OBJECTIVE Higher levels of hemoglobin A(1c) (HbA(1c)) are associated with increased cardiovascular disease risk among individuals without diabetes and may also be positively associated with coronary artery calcification (CAC). This study investigated the association of HbA(1c) with CAC progression in the Coronary Artery Risk Development in Young Adults study. RESEARCH DESIGN AND METHODS We included 2,076 participants with HbA(1c) and noncontrast computed tomography (CT) assessed at baseline (2005-2006), and CT repeated 5 years later (2010-2011). CAC progression was defined as 1) incident CAC (increase >0 Agatston units among those with no CAC at baseline), 2) any CAC progression (increase >10 Agatston units between examinations), and 3) advanced CAC progression (increase >100 Agatston units between examinations). RESULTS During the 5-year follow-up period, 12.9% of participants without baseline CAC developed incident CAC; among all participants, 18.2% had any CAC progression and 5.4% had advanced CAC progression.
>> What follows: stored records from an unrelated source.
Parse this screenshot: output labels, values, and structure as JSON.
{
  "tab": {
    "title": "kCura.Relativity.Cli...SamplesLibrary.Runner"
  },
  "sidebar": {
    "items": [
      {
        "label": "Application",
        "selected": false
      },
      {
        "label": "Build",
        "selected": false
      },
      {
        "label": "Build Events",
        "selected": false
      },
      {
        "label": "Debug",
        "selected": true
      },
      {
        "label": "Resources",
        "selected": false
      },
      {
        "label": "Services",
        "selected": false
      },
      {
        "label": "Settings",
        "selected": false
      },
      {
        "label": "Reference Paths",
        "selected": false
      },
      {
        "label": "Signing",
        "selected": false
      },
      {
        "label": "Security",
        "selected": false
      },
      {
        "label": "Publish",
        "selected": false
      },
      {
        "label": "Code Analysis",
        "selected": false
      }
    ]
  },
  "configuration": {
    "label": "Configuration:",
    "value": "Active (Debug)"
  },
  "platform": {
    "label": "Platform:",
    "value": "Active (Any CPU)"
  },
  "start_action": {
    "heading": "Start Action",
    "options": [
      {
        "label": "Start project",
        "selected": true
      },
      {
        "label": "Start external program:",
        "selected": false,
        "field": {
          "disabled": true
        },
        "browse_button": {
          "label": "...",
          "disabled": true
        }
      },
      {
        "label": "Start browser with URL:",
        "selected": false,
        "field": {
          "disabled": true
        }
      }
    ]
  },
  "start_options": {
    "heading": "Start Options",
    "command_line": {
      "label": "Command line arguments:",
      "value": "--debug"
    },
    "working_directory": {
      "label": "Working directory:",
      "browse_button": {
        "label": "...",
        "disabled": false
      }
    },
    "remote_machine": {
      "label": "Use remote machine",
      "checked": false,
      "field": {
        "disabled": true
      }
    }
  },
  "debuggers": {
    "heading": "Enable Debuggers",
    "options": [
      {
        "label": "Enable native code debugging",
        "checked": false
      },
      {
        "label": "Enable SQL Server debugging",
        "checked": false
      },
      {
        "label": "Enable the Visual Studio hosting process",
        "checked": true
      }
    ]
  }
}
Higher HbA(1c) was associated with incident CAC (risk ratio [RR] = 1.45; 95% CI 1.02, 2.06), any CAC progression (RR = 1.51; 95% CI 1.16, 1.96), and advanced CAC progression (RR = 2.42; 95% CI 1.47, 3.99) after adjustment for sociodemographic factors. Additional adjustment for cardiovascular risk factors attenuated the associations of HbA(1c) with incident CAC (RR = 1.05; 95% CI 0.74, 1.49) and any CAC progression (RR = 1.13; 95% CI 0.87, 1.47). In contrast, the association of HbA(1c) with advanced CAC progression persisted in multivariable adjusted models (RR = 1.78; 95% CI 1.08, 2.95). CONCLUSIONS Higher HbA(1c) was independently associated with advanced CAC progression among individuals without diabetes, while the associations with incident CAC and any CAC progression were accounted for by other established cardiovascular risk factors.